Keywords: Informal care, Residential facilities, Gender, Aged care assessments
Background
Since the early 1980’s, the Australian Government’s aged care policy has consistently sought to assist older people to remain in their own homes (private dwellings) in preference to residential care. Fortunately, this is consistent with the preferences of older people [1]. The government has also long recognised the importance of informal carers in supporting older people at home, with family caregivers being considered a client of the home and community care service since its inception in 1986 and their needs assessed accordingly.
Indeed, informal caregiving is very prevalent in Australia. Approximately 2.7 million people (out of a population of almost 24 million), provided informal care in Australia, with two thirds of carers being female [2, 3]. In 2015, the economic value of the contribution of informal carers was valued at about $60 billion annually [4]. For older people, 80% of older Australians receiving assistance in the community receive care from informal caregivers [5].
Despite a recognition of the importance of informal care to the Australian government and older Australians themselves, there have been few multivariable studies examining the role of informal care as a risk factor to residential care entry. Although some studies have investigated proxy measures of informal care – such as living arrangements, marital status and family structure - these are imprecise measures of actual informal care received by older persons. Some Australian studies have shown that indicators of informal care, such as having living children and living arrangements were not significant predictors of entry to residential care [6]. However, marital status was significant for entry to care, and effects differed by gender. Other studies have also found that living alone was not significant for aged care placement, however this sample was geographically limited [7].

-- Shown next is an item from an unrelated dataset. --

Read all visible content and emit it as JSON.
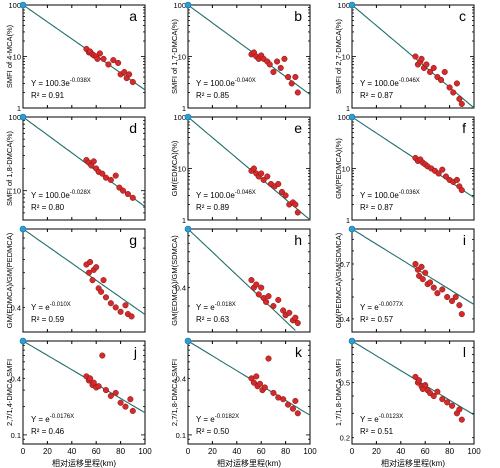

Within the international literature, studies have also provided mixed findings – due to differences in measures, as well as policy and country differences. Poor social support of older persons (an important proxy of care) has been found to be associated with entry to residential care in US studies [8, 9]. Other US studies have found that for disabled older persons, receipt of assistance from a child with basic personal care reduced the risk of nursing home entry [10]. In contrast, some US studies have found that receiving informal care, increases the risk of institutionalization [9]. UK studies have shown that persons who lived in a family with a spouse or a never married child had significantly lower risk of institutionalization than those living alone and that marital status is more important for men than for women [11].
In their key piece of analysis, Gaugler and colleagues argue that the associations between family assistance, informal care and residential care institutionalisation are complex and require detailed measures on the type, source and quality of informal care [12]. Utilising unique administrative data and detailed measures of informal caregiving, we seek to examine:
After accounting for known predictors of residential care entry, does informal care change the likelihood of aged care assessors’ recommendations to residential care, and
How does the older person’s family and social relationship and co-residence with the carer alter recommendations to residential care?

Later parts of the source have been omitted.